Non, ce n’est pas si simple !
La physiologie humaine est complexe, extrêmement complexe.
Le premier principe de la thermodynamique, s’il est vrai dans l’absolu, devient incorrect dès lors qu’on l’applique à l’organisme animal (l’homme y compris).
Le corps humain n’est pas une mécanique au fonctionnement mathématique enfantin (addition, soustraction). Le corps humain est une formidable machine de régulation et d‘adaptation, il est vivant !
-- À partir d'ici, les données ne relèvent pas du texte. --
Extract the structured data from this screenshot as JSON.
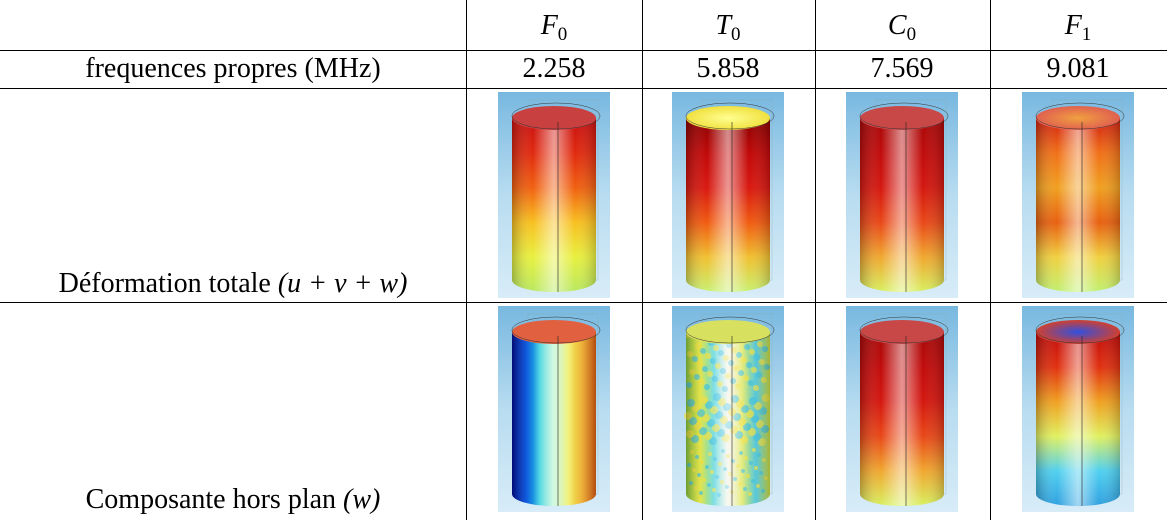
{
  "table": {
    "header": [
      {
        "symbol": "F",
        "subscript": "0"
      },
      {
        "symbol": "T",
        "subscript": "0"
      },
      {
        "symbol": "C",
        "subscript": "0"
      },
      {
        "symbol": "F",
        "subscript": "1"
      }
    ],
    "rows": [
      {
        "label": "frequences propres (MHz)",
        "values": [
          2.258,
          5.858,
          7.569,
          9.081
        ]
      },
      {
        "label": "Déformation totale",
        "math": "(u + v + w)"
      },
      {
        "label": "Composante hors plan",
        "math": "(w)"
      }
    ]
  }
}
Privez-le d’aliments, il perdra du poids dans un premier temps, puis, très vite, il deviendra moins actif et ralentira les dépenses d’énergie de ses cellules afin de limiter la perte de poids, mais il augmentera vos sensations de faim en contrepartie jusqu’à ce que vous mangiez plus à nouveau et qu’il ne s‘empresse de reconstituer ses précieux stocks. Cela a été maintes fois constaté scientifiquement chez l’animal comme chez l’homme (2).
En cas de restriction alimentaire, réduire l’activité physique et installer des pulsions alimentaires irrépressibles, font partie de l’instinct de survie.
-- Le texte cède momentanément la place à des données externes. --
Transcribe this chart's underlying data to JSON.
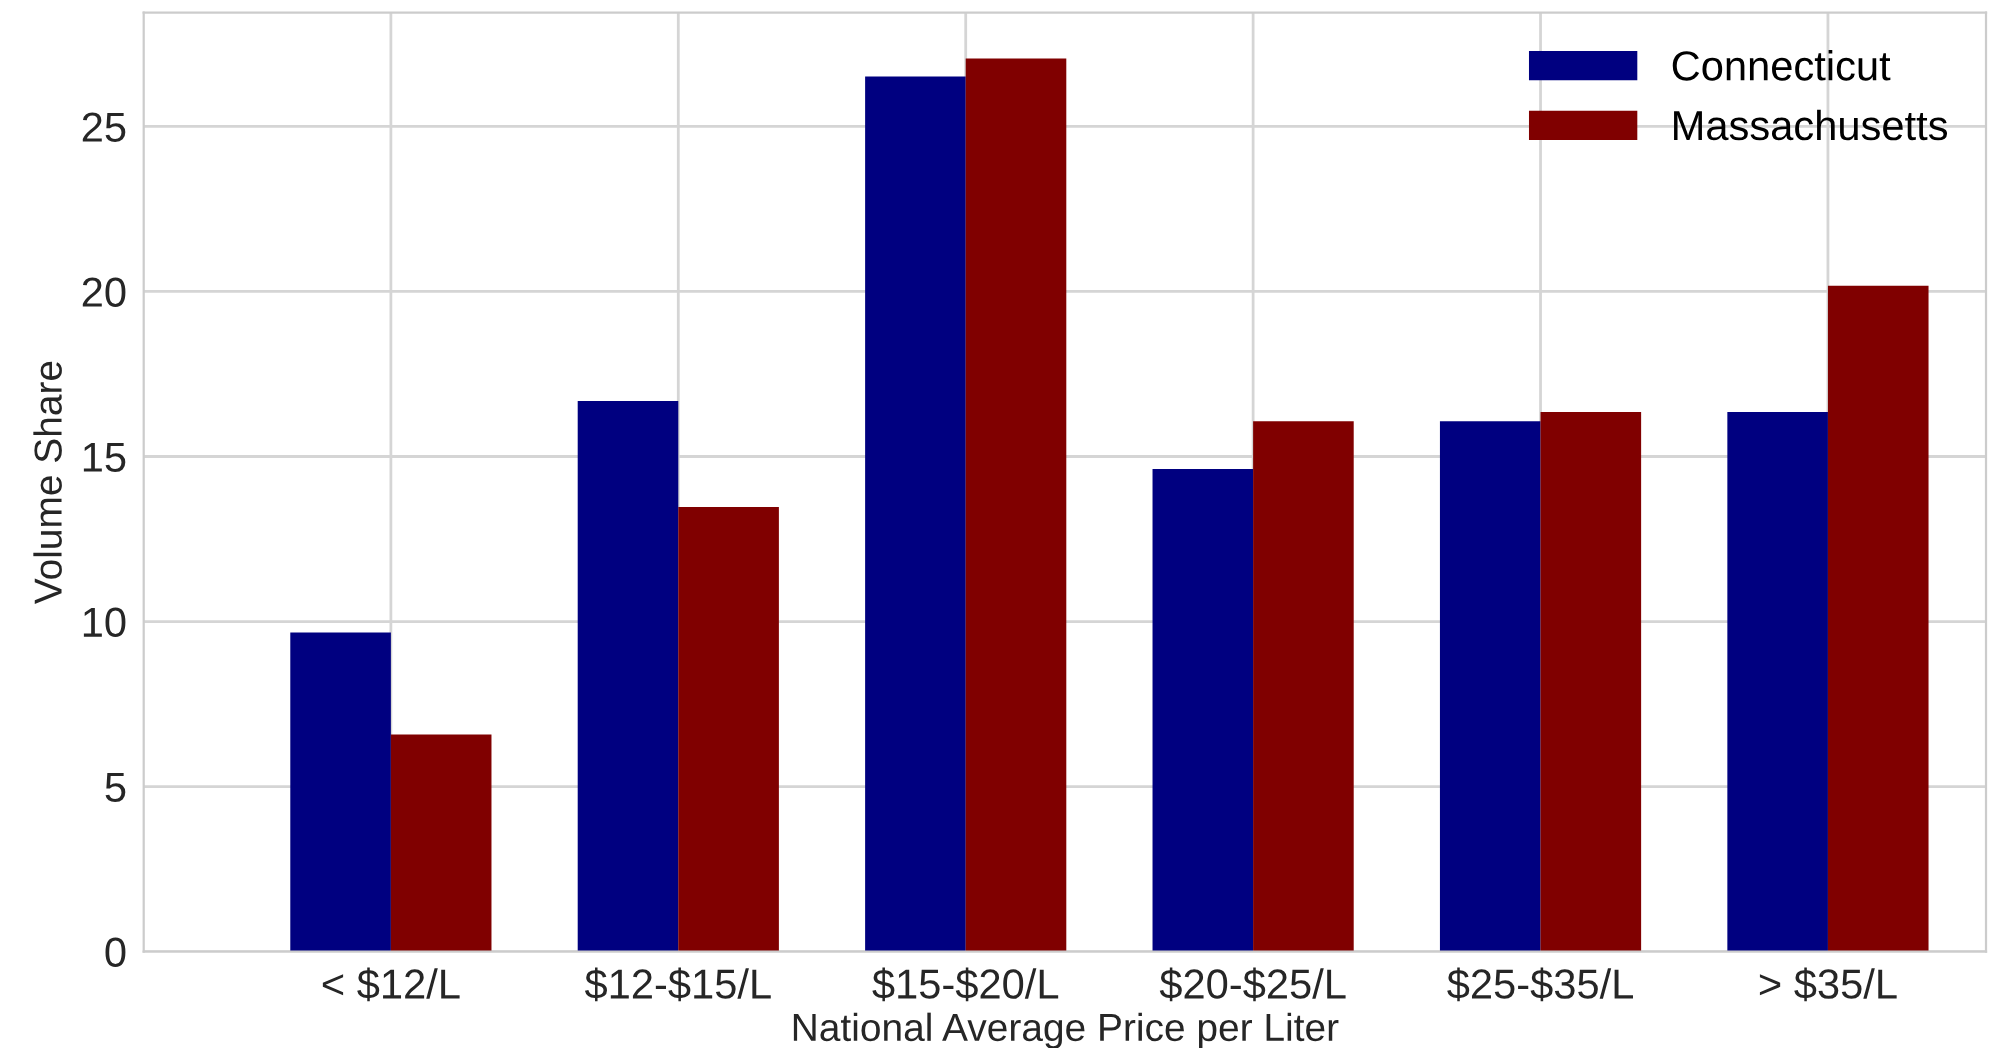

Le système de régulation du poids n’a que faire des principes de la thermodynamique, l’organisme gère, baisse ou augmente son métabolisme en fonction de l’état des réserves de graisses et du poids génétiquement programmé qu’il défend. La nature a donné les moyens à l’organisme humain de contrôler son poids de façon inconsciente et efficace.
Cependant, en raison de l’alimentation moderne, raffinée, dénaturée, il se peut que tout déraille, que des dysfonctionnements surviennent en fonction des sensibilités génétiques de chacun et de la nature des aliments consommés, et cela indépendamment du nombre de calories ingérées.
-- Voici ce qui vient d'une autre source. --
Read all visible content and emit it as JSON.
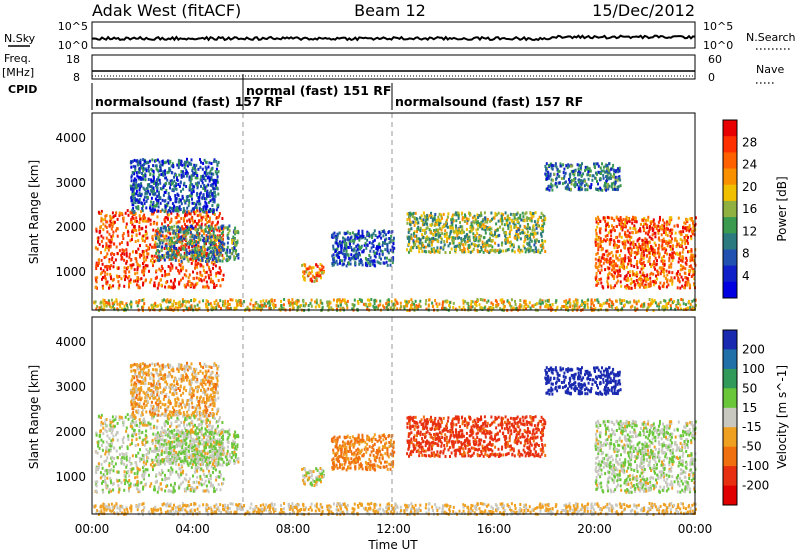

Les aliments sucrés et riches en amidon trop facilement assimilables, lorsqu’ils sont consommés régulièrement, finissent par détraquer les systèmes de régulations, et orienter les organismes vers l’enfer des compulsions alimentaires et des prises de poids incontrôlables.
La théorie du gros, paresseux et glouton ne tient pas, car les personnes en surpoids sont trompées par une alimentation qui perturbe la mécanique humaine.
Mais lorsque l’on apprend à manger en connaissance de cause, et que l’on acquiert les connaissances suffisantes pour choisir judicieusement ses aliments, il devient possible de perdre du poids en consommant plus de calories. À l’inverse, en raison d’aliments perturbateurs et toxiques, il est possible de prendre du poids en mangeant peu de calories.
L’obsession calorique est responsable depuis des décennies d’une erreur de cible : on discrimine à tort les graisses naturelles, et on plébiscite les sucres (surtout les féculents) qui perturbent la régulation pondérale.
La balance calorique est un concept erroné qui a une grande responsabilité dans le fléau mondial du surpoids et de l’obésité. Manger moins et bouger plus ne fonctionne pas à long terme. Ce concept a détourné l’attention des médecins de la nature des aliments, et de leur incidence sur le métabolisme, pour la fixer sur le nombre de calories consommées.
Il est temps de raisonner autrement, de réhabiliter les bonnes graisses, de contrôler les sucres et de penser plaisir plutôt que calories !
1 – Branche de la physique et de la chimie liée à l’étude du comportement thermique des corps, à l’étude de l’énergie et de ses transformations.
2- Flier J.S et E. Maritos-Flier. :What fuels fat. Scientific American,Sep ; 297(3) :72 – 81,2007.